Se recorrermos ao texto  “comunicações preliminares”, teremos com clareza a explicitação metapsicológica do que se passava no método catártico formulado por Breuer .  A tese lançada então por Breuer e Freud é a de que a etiologia da histeria e das neuroses traumáticas estaria diretamente relacionada com a existência de causas desencadeadoras, consideradas traumas psíquicos.  Um trauma seria ocasionado por qualquer experiência capaz de despertar afetos aflitivos, que, devido à sua intensidade e qualidade, permaneceriam no psiquismo sem  obterem descarga.  Tal afeto traumático permaneceria no psiquismo como um corpo estranho em atividade.  A atividade em questão, seria a própria formação dos sintomas histéricos.
Partindo desse achado, a pesquisa de Breuer e Freud acabará por indicar o caminho da dissolução do sintoma: ele desaparecerá quando, através do método catártico, for possível trazer à tona com clareza as representações traumáticas e seus respectivos estados afetivos.  O método catártico consistia em , sob estado de hipnose, induzir o paciente a descrever as situações envolvidas na problemática dos sintomas histéricos,  de maneira insistente até que os afetos em questão fossem, transformados em palavras.  O esssencial, é preciso frisar, é que houvesse a ab-reação dos afetos implicados na situação traumática.
Assim, é preciso dizer que o fato de Breuer ter se interessado pelo teatro particular de Anna O., e com isso, ter , através do método catártico, viabilizado a ab-reação dos afetos estrangulados, dando um destino às representações que sustentavam toda a condição sintomática de Anna O., tudo isso fez com que ele tivesse na economia psíquica de sua paciente um lugar específico que merece nossa atenção.  Podemos inverter também a proposição e dizer que, por conta de um lugar específico que Breuer passou a ocupar na economia psíquica de Anna O., por ele ter se oferecido como possibilidade de ancoramento para uma fala que carecia de um destinatário , ele estabeleceu uma espécie de situação que o diferenciou dos outros médicos que dela tentaram tratar.  Com isso, estamos criando condições para lançar algumas considerações iniciais sobre a transferência.
Desde o início, Breuer estabeleceu com sua paciente uma relação de proximidade.  Todo o aparente nonsense trazido pelos ataques histéricos de Anna O., pareciam se esmerilhar diante da paciência de Breuer.  Mais que isso, Breuer se investia de uma certa sapiência sobre os motivos sob os quais repousavam a insatisfação da Srta. O. . Por exemplo, ele diz com todas as letras que sabia que ela perdera sua capacidade de articulação verbal devido a algo que ele (Breuer) teria dito e que provavelmente a teria aborrecido(60).  Mesmo sem se dar conta, Breuer fazia refinadas interpretações que tinham como gancho as nuanças da relação terapêutica que alí se estabelecia.  As interpretações que tomavam a pessoa de Breuer como centro das atrações, tornaram-se uma constante no tratamento e podemos afirmar que algo da ordem do que se conheceu mais tarde como relação trasferencial já se insinuava no caso Anna O.  Em breve, no desenrolar desse capítulo, estaremos tratando especificamente da idéia de “relação transferencial “tal como ela se encontra desenvolvida na obra de Freud.

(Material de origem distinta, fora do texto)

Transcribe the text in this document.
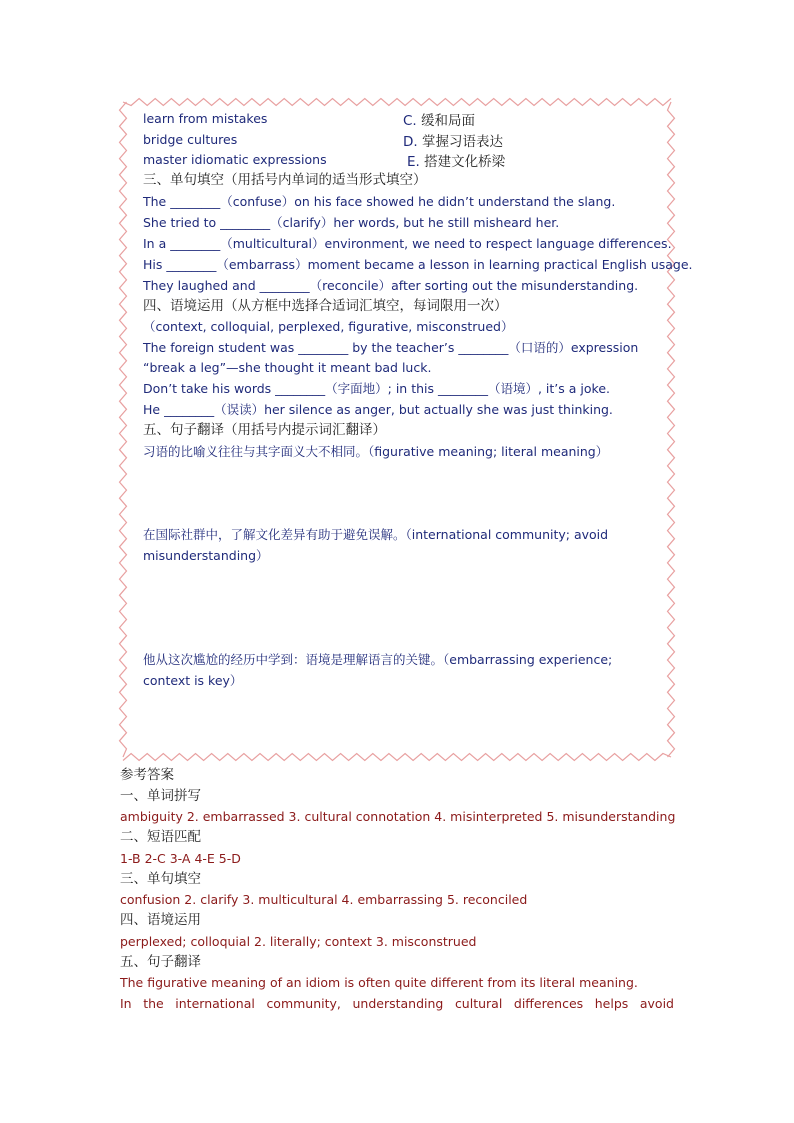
learn from mistakes	C. 缓和局面
bridge cultures	D. 掌握习语表达
master idiomatic expressions	E. 搭建文化桥梁
三、单句填空（用括号内单词的适当形式填空）
The ________（confuse）on his face showed he didn’t understand the slang.
She tried to ________（clarify）her words, but he still misheard her.
In a ________（multicultural）environment, we need to respect language differences.
His ________（embarrass）moment became a lesson in learning practical English usage.
They laughed and ________（reconcile）after sorting out the misunderstanding.
四、语境运用（从方框中选择合适词汇填空，每词限用一次）
（context, colloquial, perplexed, figurative, misconstrued）
The foreign student was ________ by the teacher’s ________（口语的）expression
“break a leg”—she thought it meant bad luck.
Don’t take his words ________（字面地）; in this ________（语境）, it’s a joke.
He ________（误读）her silence as anger, but actually she was just thinking.
五、句子翻译（用括号内提示词汇翻译）
习语的比喻义往往与其字面义大不相同。（figurative meaning; literal meaning）
在国际社群中，了解文化差异有助于避免误解。（international community; avoid
misunderstanding）
他从这次尴尬的经历中学到：语境是理解语言的关键。（embarrassing experience;
context is key）
参考答案
一、单词拼写
ambiguity 2. embarrassed 3. cultural connotation 4. misinterpreted 5. misunderstanding
二、短语匹配
1-B 2-C 3-A 4-E 5-D
三、单句填空
confusion 2. clarify 3. multicultural 4. embarrassing 5. reconciled
四、语境运用
perplexed; colloquial 2. literally; context 3. misconstrued
五、句子翻译
The figurative meaning of an idiom is often quite different from its literal meaning.
In the international community, understanding cultural differences helps avoid
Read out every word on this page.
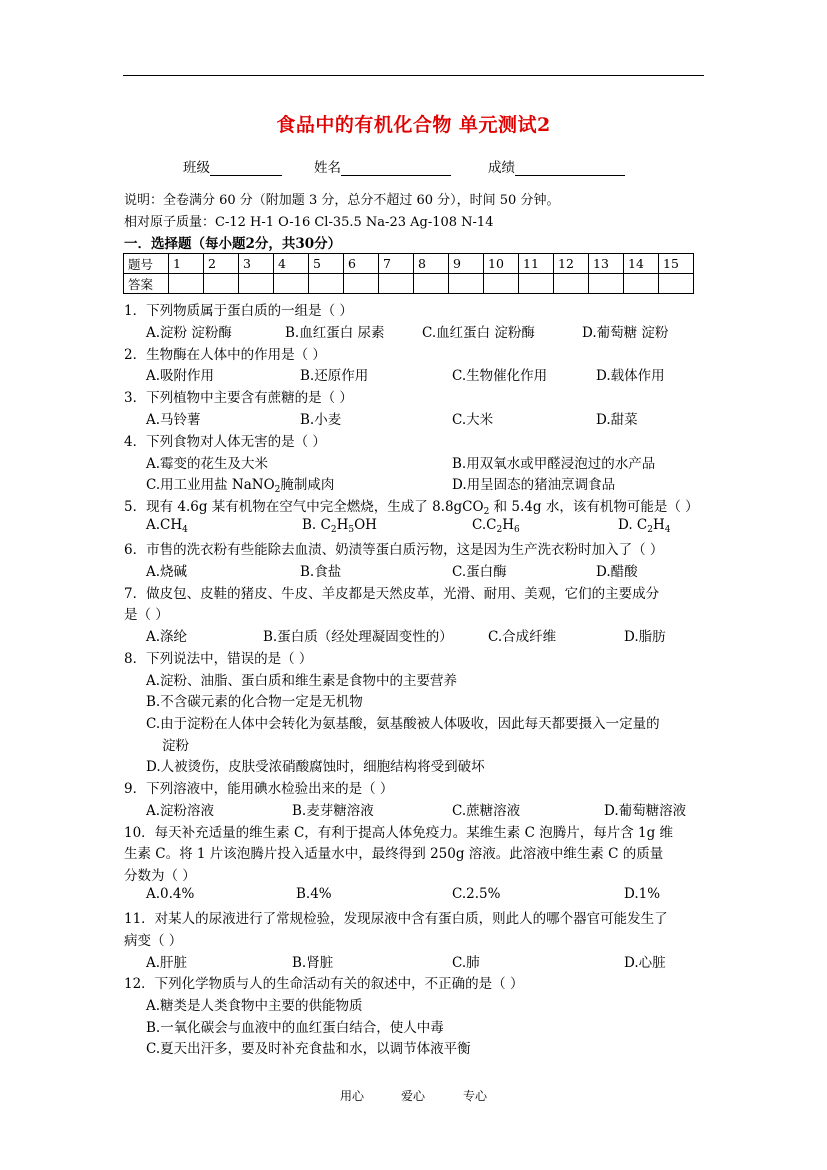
食品中的有机化合物 单元测试2
班级	姓名	成绩
说明：全卷满分 60 分（附加题 3 分，总分不超过 60 分），时间 50 分钟。
相对原子质量：C-12 H-1 O-16 Cl-35.5 Na-23 Ag-108 N-14
一．选择题（每小题2分，共30分）
题号	1	2	3	4	5	6	7	8	9	10	11	12	13	14	15
答案															
1．下列物质属于蛋白质的一组是（ ）
A.淀粉 淀粉酶	B.血红蛋白 尿素	C.血红蛋白 淀粉酶	D.葡萄糖 淀粉
2．生物酶在人体中的作用是（ ）
A.吸附作用	B.还原作用	C.生物催化作用	D.载体作用
3．下列植物中主要含有蔗糖的是（ ）
A.马铃薯	B.小麦	C.大米	D.甜菜
4．下列食物对人体无害的是（ ）
A.霉变的花生及大米	B.用双氧水或甲醛浸泡过的水产品
C.用工业用盐 NaNO$_2$腌制咸肉	D.用呈固态的猪油烹调食品
5．现有 4.6g 某有机物在空气中完全燃烧，生成了 8.8gCO$_2$ 和 5.4g 水，该有机物可能是（ ）
$A.CH_4$	B. $C_2H_5OH$	$C.C_2H_6$	D. $C_2H_4$
6．市售的洗衣粉有些能除去血渍、奶渍等蛋白质污物，这是因为生产洗衣粉时加入了（ ）
A.烧碱	B.食盐	C.蛋白酶	D.醋酸
7．做皮包、皮鞋的猪皮、牛皮、羊皮都是天然皮革，光滑、耐用、美观，它们的主要成分
是（ ）
A.涤纶	B.蛋白质（经处理凝固变性的）	C.合成纤维	D.脂肪
8．下列说法中，错误的是（ ）
A.淀粉、油脂、蛋白质和维生素是食物中的主要营养
B.不含碳元素的化合物一定是无机物
C.由于淀粉在人体中会转化为氨基酸，氨基酸被人体吸收，因此每天都要摄入一定量的
淀粉
D.人被烫伤，皮肤受浓硝酸腐蚀时，细胞结构将受到破坏
9．下列溶液中，能用碘水检验出来的是（ ）
A.淀粉溶液	B.麦芽糖溶液	C.蔗糖溶液	D.葡萄糖溶液
10．每天补充适量的维生素 C，有利于提高人体免疫力。某维生素 C 泡腾片，每片含 1g 维
生素 C。将 1 片该泡腾片投入适量水中，最终得到 250g 溶液。此溶液中维生素 C 的质量
分数为（ ）
A.0.4%	B.4%	C.2.5%	D.1%
11．对某人的尿液进行了常规检验，发现尿液中含有蛋白质，则此人的哪个器官可能发生了
病变（ ）
A.肝脏	B.肾脏	C.肺	D.心脏
12．下列化学物质与人的生命活动有关的叙述中，不正确的是（ ）
A.糖类是人类食物中主要的供能物质
B.一氧化碳会与血液中的血红蛋白结合，使人中毒
C.夏天出汗多，要及时补充食盐和水，以调节体液平衡
用心	爱心	专心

Breuer chega a ser exaustivo e parece mesmo utilizar-se disso como um triunfo: ele mostra o tempo todo que Anna O.  o reconhecia como sendo o único capaz de realizar progressos em seu estado.  Nas ocasiões mais dramáticas, quando o sintoma parecia levar a uma espécie de desestruturação drástica, quando em seus estados de “absense”  a paciente era obrigada a fazer um trabalho de “recognizing work” para poder identificar cada pessoa que a ela se dirigia, quando até isso parecia ser uma tarefa da ordem do impossível, era a Breuer quem ela reconhecia sem qualquer dificuldade.  Ele sempre estava lá, sempre pronto a ser uma espécie de estofo onde o despenhadeiro ocasionado pelos ataques histéricos ganhavam seu limite: “...eu era a única pessoa que ela sempre reconhecia”, exalta um confiante Breuer.

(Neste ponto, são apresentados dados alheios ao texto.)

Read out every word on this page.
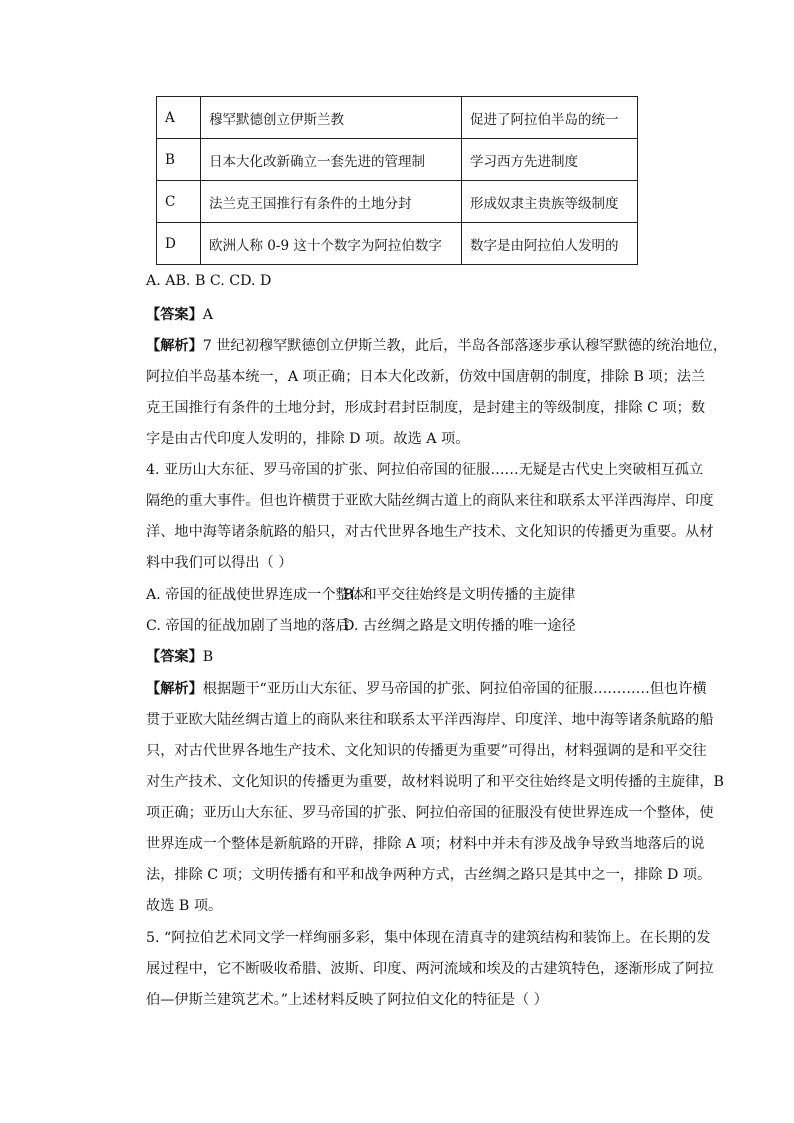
A	穆罕默德创立伊斯兰教	促进了阿拉伯半岛的统一
B	日本大化改新确立一套先进的管理制	学习西方先进制度
C	法兰克王国推行有条件的土地分封	形成奴隶主贵族等级制度
D	欧洲人称 0-9 这十个数字为阿拉伯数字	数字是由阿拉伯人发明的
A. AB. B C. CD. D
【答案】A
【解析】7 世纪初穆罕默德创立伊斯兰教，此后，半岛各部落逐步承认穆罕默德的统治地位，
阿拉伯半岛基本统一，A 项正确；日本大化改新，仿效中国唐朝的制度，排除 B 项；法兰
克王国推行有条件的土地分封，形成封君封臣制度，是封建主的等级制度，排除 C 项；数
字是由古代印度人发明的，排除 D 项。故选 A 项。
4. 亚历山大东征、罗马帝国的扩张、阿拉伯帝国的征服……无疑是古代史上突破相互孤立
隔绝的重大事件。但也许横贯于亚欧大陆丝绸古道上的商队来往和联系太平洋西海岸、印度
洋、地中海等诸条航路的船只，对古代世界各地生产技术、文化知识的传播更为重要。从材
料中我们可以得出（ ）
A. 帝国的征战使世界连成一个整体
B. 和平交往始终是文明传播的主旋律
C. 帝国的征战加剧了当地的落后
D. 古丝绸之路是文明传播的唯一途径
【答案】B
【解析】根据题干“亚历山大东征、罗马帝国的扩张、阿拉伯帝国的征服…………但也许横
贯于亚欧大陆丝绸古道上的商队来往和联系太平洋西海岸、印度洋、地中海等诸条航路的船
只，对古代世界各地生产技术、文化知识的传播更为重要”可得出，材料强调的是和平交往
对生产技术、文化知识的传播更为重要，故材料说明了和平交往始终是文明传播的主旋律，B
项正确；亚历山大东征、罗马帝国的扩张、阿拉伯帝国的征服没有使世界连成一个整体，使
世界连成一个整体是新航路的开辟，排除 A 项；材料中并未有涉及战争导致当地落后的说
法，排除 C 项；文明传播有和平和战争两种方式，古丝绸之路只是其中之一，排除 D 项。
故选 B 项。
5. “阿拉伯艺术同文学一样绚丽多彩，集中体现在清真寺的建筑结构和装饰上。在长期的发
展过程中，它不断吸收希腊、波斯、印度、两河流域和埃及的古建筑特色，逐渐形成了阿拉
伯—伊斯兰建筑艺术。”上述材料反映了阿拉伯文化的特征是（ ）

Quando sua condição sintomática a levava a uma situação desesperadora a ponto da formação de um quadro anoréxico, quando Anna parecia que ía definhar, lá estava o presente Breuer, o único capaz de fazer com que ela se alimentasse.  Breuer conta que sua paciente fazia pouca questão de prestigiar seus outros médicos.  Ele era o único.  Em certa ocasião, quando teve que ausentar-se durante vários dias, ao retornar encontrou sua paciente regredida em estado de “absenses” alucinatórias, vendo figuras assombrosas tais como caveiras e esqueletos.  À medida em que as limpezas de chaminé prosseguiam, os laços entre os dois se tornavam cada vez mais acirrados.  Para falar, só se fosse com Breuer.  Para saber se se tratava de Breuer, a paciente chegava ao ato de apalpá-lo: “...ela jamais começava a falar antes de haver confirmado plenamente a minha identidade, apalpando-me as mãos com cuidado”.(65)
Todas essas indicações, que se mostram presentes do começo ao fim do relato da experiência de Breuer com Anna O., mostram que  o ponto de motivação para que a “talking cure” se realizasse, estava no fato de que Breuer se investiu e foi investido de um lugar destacado na economia do processo terapêutico.  Trata-se de uma angulação que se fez articular de tal maneira que se tornou viável para Breuer reconhecer os sintomas de sua paciente desde uma perspectiva subjetiva. Isto é, podemos afirmar que o que dá condições para que o trabalho de ab-reação fosse realizado, é justamenteo fato de Breuer ter viabilizado um endereçamento para a fala de sua paciente.  Breuer se descobre como destinatário de uma fala aparentemente desconexa e encarna com toda propriedade o lugar de alguém que reconhece um sentido para o que era  vivido até então como puro sintoma histérico  Esse reconhecimento, impossível não notar é o que faz Anna O. eleger Breuer como objeto de amor, um amor que podemos hoje chamar de transferencial.  Sobre o amor transferencial, trataremos mais adiante, mostrando todo o desenvolvimento que ele ganha a partir da obra freudiana.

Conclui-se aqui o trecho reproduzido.